Fig. 3. Nuclear Wave1 is required for embryonic development and hox gene expression

**P < 0.01. (A) Cleavage and development of ICSI embryos are significantly impaired by Wave1 knockdown with AS. Actual numbers of embryos treated and developed are indicated above the corresponding graphs. (B) Abnormal cleavage caused by Wave1 knockdown is rescued by overexpression of NLS–Wave1-B, but not by NLS–Wave1-C. (C) Heat-map analysis shows lower expression of hox genes in Wave1-MO embryos (MO1-4) than control embryos. (High expression in red and low expression in blue.) (D) RNA-seq analysis shows that down-regulated hoxc5 expression by Wave1 MO injection is partially rescued by overexpressing NLS–Wave1-B. Black boxes in hoxc5 gene represent exons.

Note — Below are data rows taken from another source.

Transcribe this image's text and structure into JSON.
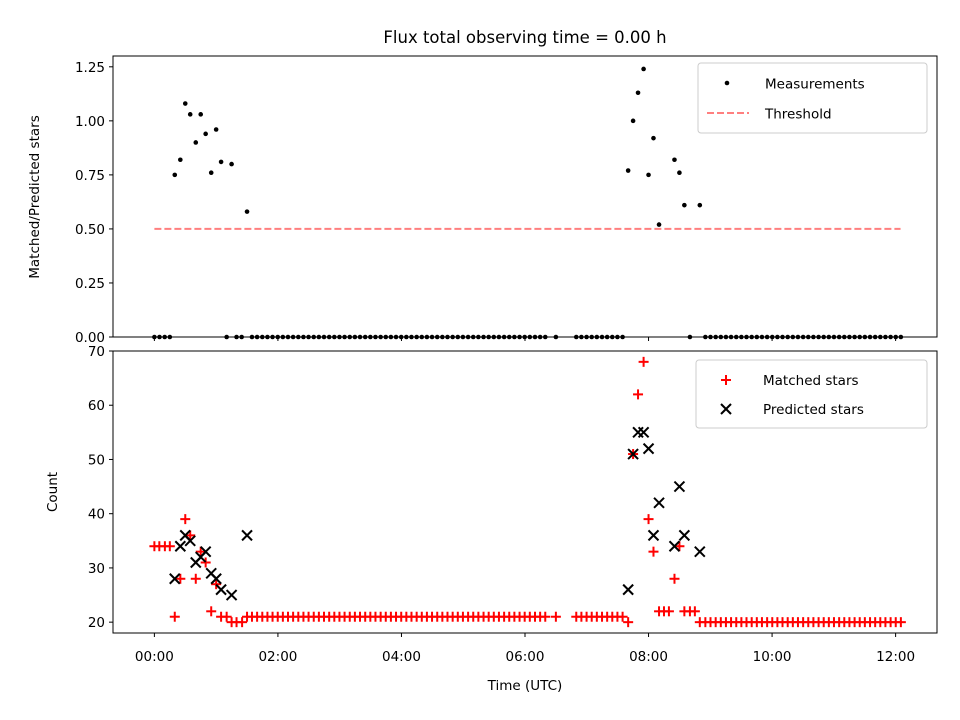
{
  "chart_data": [
    {
      "type": "scatter",
      "title": "Flux total observing time = 0.00 h",
      "xlabel": "",
      "ylabel": "Matched/Predicted stars",
      "xlim": [
        -0.67,
        12.67
      ],
      "ylim": [
        0,
        1.3
      ],
      "yticks": [
        0,
        0.25,
        0.5,
        0.75,
        1.0,
        1.25
      ],
      "ytick_labels": [
        "0.00",
        "0.25",
        "0.50",
        "0.75",
        "1.00",
        "1.25"
      ],
      "legend_position": "top-right",
      "series": [
        {
          "name": "Measurements",
          "marker": "dot",
          "color": "#000000",
          "points": [
            [
              0.33,
              0.75
            ],
            [
              0.42,
              0.82
            ],
            [
              0.5,
              1.08
            ],
            [
              0.58,
              1.03
            ],
            [
              0.67,
              0.9
            ],
            [
              0.75,
              1.03
            ],
            [
              0.83,
              0.94
            ],
            [
              0.92,
              0.76
            ],
            [
              1.0,
              0.96
            ],
            [
              1.08,
              0.81
            ],
            [
              1.25,
              0.8
            ],
            [
              1.5,
              0.58
            ],
            [
              7.67,
              0.77
            ],
            [
              7.75,
              1.0
            ],
            [
              7.83,
              1.13
            ],
            [
              7.92,
              1.24
            ],
            [
              8.0,
              0.75
            ],
            [
              8.08,
              0.92
            ],
            [
              8.17,
              0.52
            ],
            [
              8.42,
              0.82
            ],
            [
              8.5,
              0.76
            ],
            [
              8.58,
              0.61
            ],
            [
              8.83,
              0.61
            ]
          ],
          "zero_x_ranges": [
            [
              0.0,
              0.25
            ],
            [
              1.17,
              1.17
            ],
            [
              1.33,
              1.42
            ],
            [
              1.58,
              6.33
            ],
            [
              6.5,
              6.5
            ],
            [
              6.83,
              7.58
            ],
            [
              8.67,
              8.67
            ],
            [
              8.92,
              12.08
            ]
          ],
          "zero_x_step": 0.0833
        },
        {
          "name": "Threshold",
          "style": "dashed",
          "color": "#ff7f7f",
          "x": [
            0.0,
            12.08
          ],
          "y": [
            0.5,
            0.5
          ]
        }
      ]
    },
    {
      "type": "scatter",
      "title": "",
      "xlabel": "Time (UTC)",
      "ylabel": "Count",
      "xlim": [
        -0.67,
        12.67
      ],
      "ylim": [
        18,
        70
      ],
      "yticks": [
        20,
        30,
        40,
        50,
        60,
        70
      ],
      "ytick_labels": [
        "20",
        "30",
        "40",
        "50",
        "60",
        "70"
      ],
      "xticks": [
        0,
        2,
        4,
        6,
        8,
        10,
        12
      ],
      "xtick_labels": [
        "00:00",
        "02:00",
        "04:00",
        "06:00",
        "08:00",
        "10:00",
        "12:00"
      ],
      "legend_position": "top-right",
      "series": [
        {
          "name": "Matched stars",
          "marker": "plus",
          "color": "#ff0000",
          "points": [
            [
              0.0,
              34
            ],
            [
              0.08,
              34
            ],
            [
              0.17,
              34
            ],
            [
              0.25,
              34
            ],
            [
              0.33,
              21
            ],
            [
              0.42,
              28
            ],
            [
              0.5,
              39
            ],
            [
              0.58,
              36
            ],
            [
              0.67,
              28
            ],
            [
              0.75,
              33
            ],
            [
              0.83,
              31
            ],
            [
              0.92,
              22
            ],
            [
              1.0,
              27
            ],
            [
              1.08,
              21
            ],
            [
              1.17,
              21
            ],
            [
              1.25,
              20
            ],
            [
              1.33,
              20
            ],
            [
              1.42,
              20
            ],
            [
              1.5,
              21
            ],
            [
              7.67,
              20
            ],
            [
              7.75,
              51
            ],
            [
              7.83,
              62
            ],
            [
              7.92,
              68
            ],
            [
              8.0,
              39
            ],
            [
              8.08,
              33
            ],
            [
              8.17,
              22
            ],
            [
              8.25,
              22
            ],
            [
              8.33,
              22
            ],
            [
              8.42,
              28
            ],
            [
              8.5,
              34
            ],
            [
              8.58,
              22
            ],
            [
              8.67,
              22
            ],
            [
              8.75,
              22
            ],
            [
              8.83,
              20
            ]
          ],
          "baseline_value": 21,
          "baseline_x_ranges": [
            [
              1.58,
              6.33
            ],
            [
              6.5,
              6.5
            ],
            [
              6.83,
              7.58
            ]
          ],
          "tail_value": 20,
          "tail_x_ranges": [
            [
              8.92,
              12.08
            ]
          ],
          "step": 0.0833
        },
        {
          "name": "Predicted stars",
          "marker": "x",
          "color": "#000000",
          "points": [
            [
              0.33,
              28
            ],
            [
              0.42,
              34
            ],
            [
              0.5,
              36
            ],
            [
              0.58,
              35
            ],
            [
              0.67,
              31
            ],
            [
              0.75,
              32
            ],
            [
              0.83,
              33
            ],
            [
              0.92,
              29
            ],
            [
              1.0,
              28
            ],
            [
              1.08,
              26
            ],
            [
              1.25,
              25
            ],
            [
              1.5,
              36
            ],
            [
              7.67,
              26
            ],
            [
              7.75,
              51
            ],
            [
              7.83,
              55
            ],
            [
              7.92,
              55
            ],
            [
              8.0,
              52
            ],
            [
              8.08,
              36
            ],
            [
              8.17,
              42
            ],
            [
              8.42,
              34
            ],
            [
              8.5,
              45
            ],
            [
              8.58,
              36
            ],
            [
              8.83,
              33
            ]
          ]
        }
      ]
    }
  ]
}
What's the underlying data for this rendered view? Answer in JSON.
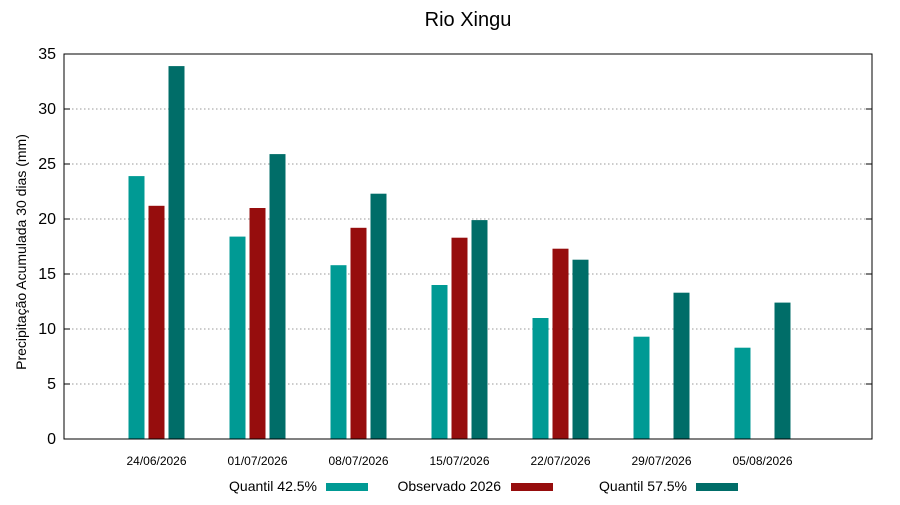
{
  "chart_data": {
    "type": "bar",
    "title": "Rio Xingu",
    "xlabel": "",
    "ylabel": "Precipitação Acumulada 30 dias (mm)",
    "ylim": [
      0,
      35
    ],
    "yticks": [
      0,
      5,
      10,
      15,
      20,
      25,
      30,
      35
    ],
    "grid": true,
    "legend_position": "bottom",
    "categories": [
      "24/06/2026",
      "01/07/2026",
      "08/07/2026",
      "15/07/2026",
      "22/07/2026",
      "29/07/2026",
      "05/08/2026"
    ],
    "series": [
      {
        "name": "Quantil 42.5%",
        "color": "#009a94",
        "values": [
          23.9,
          18.4,
          15.8,
          14.0,
          11.0,
          9.3,
          8.3
        ]
      },
      {
        "name": "Observado 2026",
        "color": "#960d0d",
        "values": [
          21.2,
          21.0,
          19.2,
          18.3,
          17.3,
          null,
          null
        ]
      },
      {
        "name": "Quantil 57.5%",
        "color": "#006d68",
        "values": [
          33.9,
          25.9,
          22.3,
          19.9,
          16.3,
          13.3,
          12.4
        ]
      }
    ]
  }
}
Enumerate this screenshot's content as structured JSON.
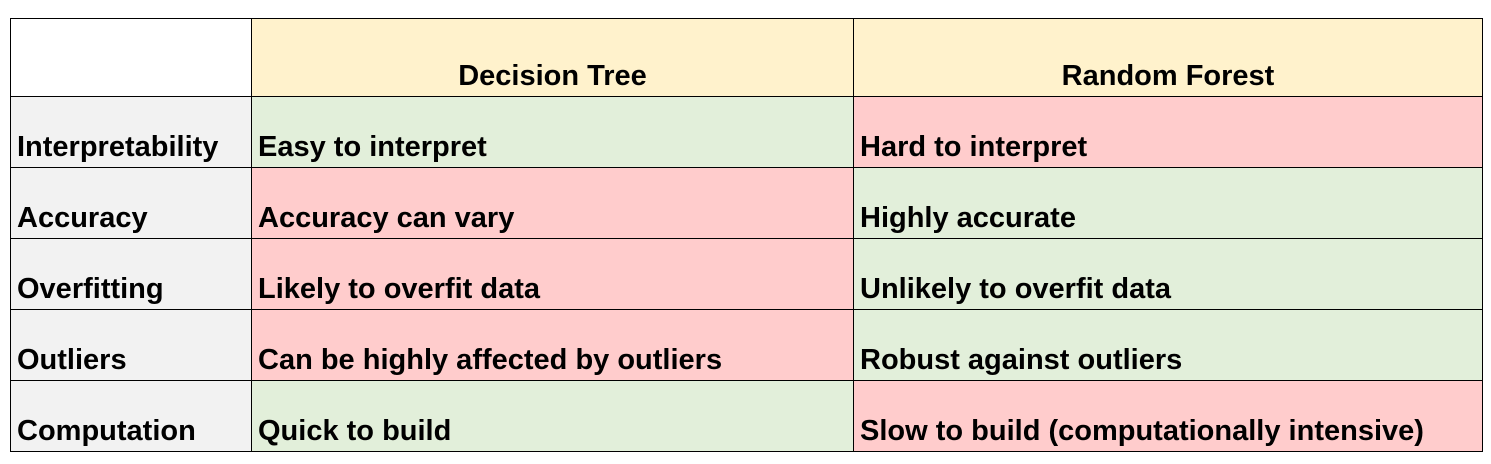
{
  "colors": {
    "header_bg": "#fff2cc",
    "label_bg": "#f2f2f2",
    "good_bg": "#e2efda",
    "bad_bg": "#ffcccc"
  },
  "table": {
    "headers": [
      "Decision Tree",
      "Random Forest"
    ],
    "rows": [
      {
        "label": "Interpretability",
        "decision_tree": "Easy to interpret",
        "random_forest": "Hard to interpret",
        "dt_status": "good",
        "rf_status": "bad"
      },
      {
        "label": "Accuracy",
        "decision_tree": "Accuracy can vary",
        "random_forest": "Highly accurate",
        "dt_status": "bad",
        "rf_status": "good"
      },
      {
        "label": "Overfitting",
        "decision_tree": "Likely to overfit data",
        "random_forest": "Unlikely to overfit data",
        "dt_status": "bad",
        "rf_status": "good"
      },
      {
        "label": "Outliers",
        "decision_tree": "Can be highly affected by outliers",
        "random_forest": "Robust against outliers",
        "dt_status": "bad",
        "rf_status": "good"
      },
      {
        "label": "Computation",
        "decision_tree": "Quick to build",
        "random_forest": "Slow to build (computationally intensive)",
        "dt_status": "good",
        "rf_status": "bad"
      }
    ]
  }
}
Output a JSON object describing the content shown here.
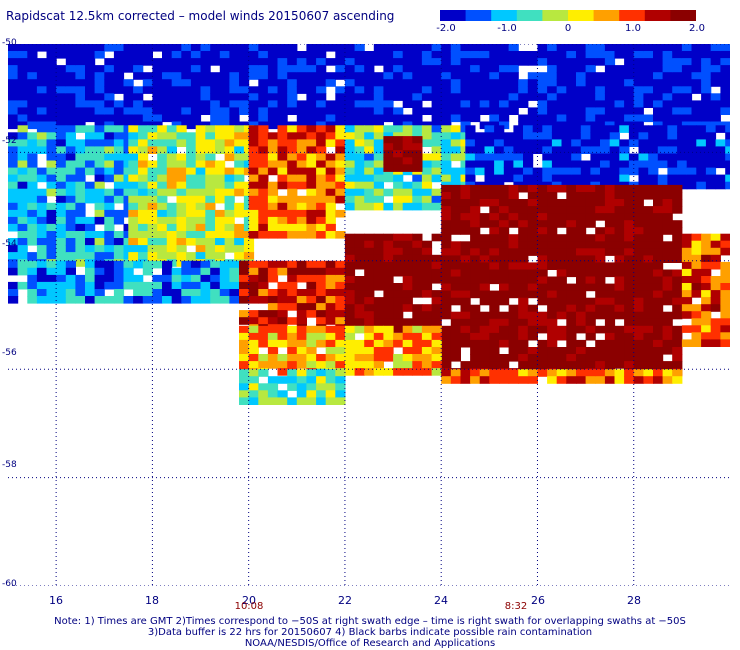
{
  "title": "Rapidscat 12.5km corrected – model winds 20150607 ascending",
  "colorbar": {
    "labels": [
      "-2.0",
      "-1.0",
      "0",
      "1.0",
      "2.0"
    ],
    "range": [
      -2.0,
      2.0
    ],
    "colors": [
      "#0000c8",
      "#0050ff",
      "#00c8ff",
      "#40e0c0",
      "#b8e840",
      "#ffee00",
      "#ffa000",
      "#ff3000",
      "#b00000",
      "#8b0000"
    ]
  },
  "map": {
    "lon_range": [
      15,
      30
    ],
    "lat_range": [
      -60,
      -50
    ],
    "lon_ticks": [
      "16",
      "18",
      "20",
      "22",
      "24",
      "26",
      "28"
    ],
    "lat_ticks": [
      "-50",
      "-52",
      "-54",
      "-56",
      "-58",
      "-60"
    ],
    "grid": true
  },
  "times": [
    {
      "label": "10:08",
      "lon": 20
    },
    {
      "label": "8:32",
      "lon": 26
    }
  ],
  "notes": {
    "line1": "Note: 1) Times are GMT 2)Times correspond to −50S at right swath edge – time is right swath for overlapping swaths at −50S",
    "line2": "3)Data buffer is 22 hrs for 20150607 4) Black barbs indicate possible rain contamination",
    "line3": "NOAA/NESDIS/Office of Research and Applications"
  },
  "chart_data": {
    "type": "heatmap",
    "title": "Rapidscat 12.5km corrected – model winds 20150607 ascending",
    "xlabel": "",
    "ylabel": "",
    "xlim": [
      15,
      30
    ],
    "ylim": [
      -60,
      -50
    ],
    "value_range": [
      -2.0,
      2.0
    ],
    "regions": [
      {
        "lon": [
          15,
          30
        ],
        "lat": [
          -51.5,
          -50
        ],
        "value": -1.9
      },
      {
        "lon": [
          15,
          17.5
        ],
        "lat": [
          -54,
          -51.5
        ],
        "value": -1.0
      },
      {
        "lon": [
          17.5,
          20
        ],
        "lat": [
          -54,
          -51.5
        ],
        "value": -0.2
      },
      {
        "lon": [
          20,
          22
        ],
        "lat": [
          -53.5,
          -51.5
        ],
        "value": 0.9
      },
      {
        "lon": [
          22,
          24.5
        ],
        "lat": [
          -53,
          -51.5
        ],
        "value": -0.6
      },
      {
        "lon": [
          22.8,
          23.6
        ],
        "lat": [
          -52.3,
          -51.7
        ],
        "value": 2.0
      },
      {
        "lon": [
          24.5,
          30
        ],
        "lat": [
          -52.6,
          -51.5
        ],
        "value": -1.8
      },
      {
        "lon": [
          15,
          20
        ],
        "lat": [
          -54.7,
          -54
        ],
        "value": -1.2
      },
      {
        "lon": [
          19.8,
          22
        ],
        "lat": [
          -55.3,
          -54
        ],
        "value": 1.3
      },
      {
        "lon": [
          22,
          24
        ],
        "lat": [
          -55.2,
          -53.5
        ],
        "value": 2.0
      },
      {
        "lon": [
          24,
          29
        ],
        "lat": [
          -56,
          -52.6
        ],
        "value": 2.0
      },
      {
        "lon": [
          29,
          30
        ],
        "lat": [
          -55.5,
          -53.5
        ],
        "value": 1.0
      },
      {
        "lon": [
          19.8,
          24
        ],
        "lat": [
          -56,
          -55.2
        ],
        "value": 0.5
      },
      {
        "lon": [
          24,
          29
        ],
        "lat": [
          -56.2,
          -56
        ],
        "value": 0.8
      },
      {
        "lon": [
          19.8,
          22
        ],
        "lat": [
          -56.6,
          -56
        ],
        "value": -0.4
      }
    ]
  }
}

Fig. 4. Nuclear Wave1 binds to active transcriptional components through the WHD domain and is important for their activities in embryos

(A) Coimmunoprecipitation analysis in embryo extracts revealed that the WHD domain (Fig. 2B) is sufficient to bind to active Pol II and Mll. Five percent input was loaded. (B) Binding of elongating Pol II(phoS2) and H3K4me3 to hoxb1 and hoxc5 genes was examined by ChIP analyses. The levels of binding were compared in gastrula embryos with or without Wave1 MO injection (MO and Control, respectively). Relative fold increases of precipitated DNA over input DNA were measured by QPCR. *P < 0.05. n = 4 (Pol II) and 8 (H3K4me3). Error bars represent SEM.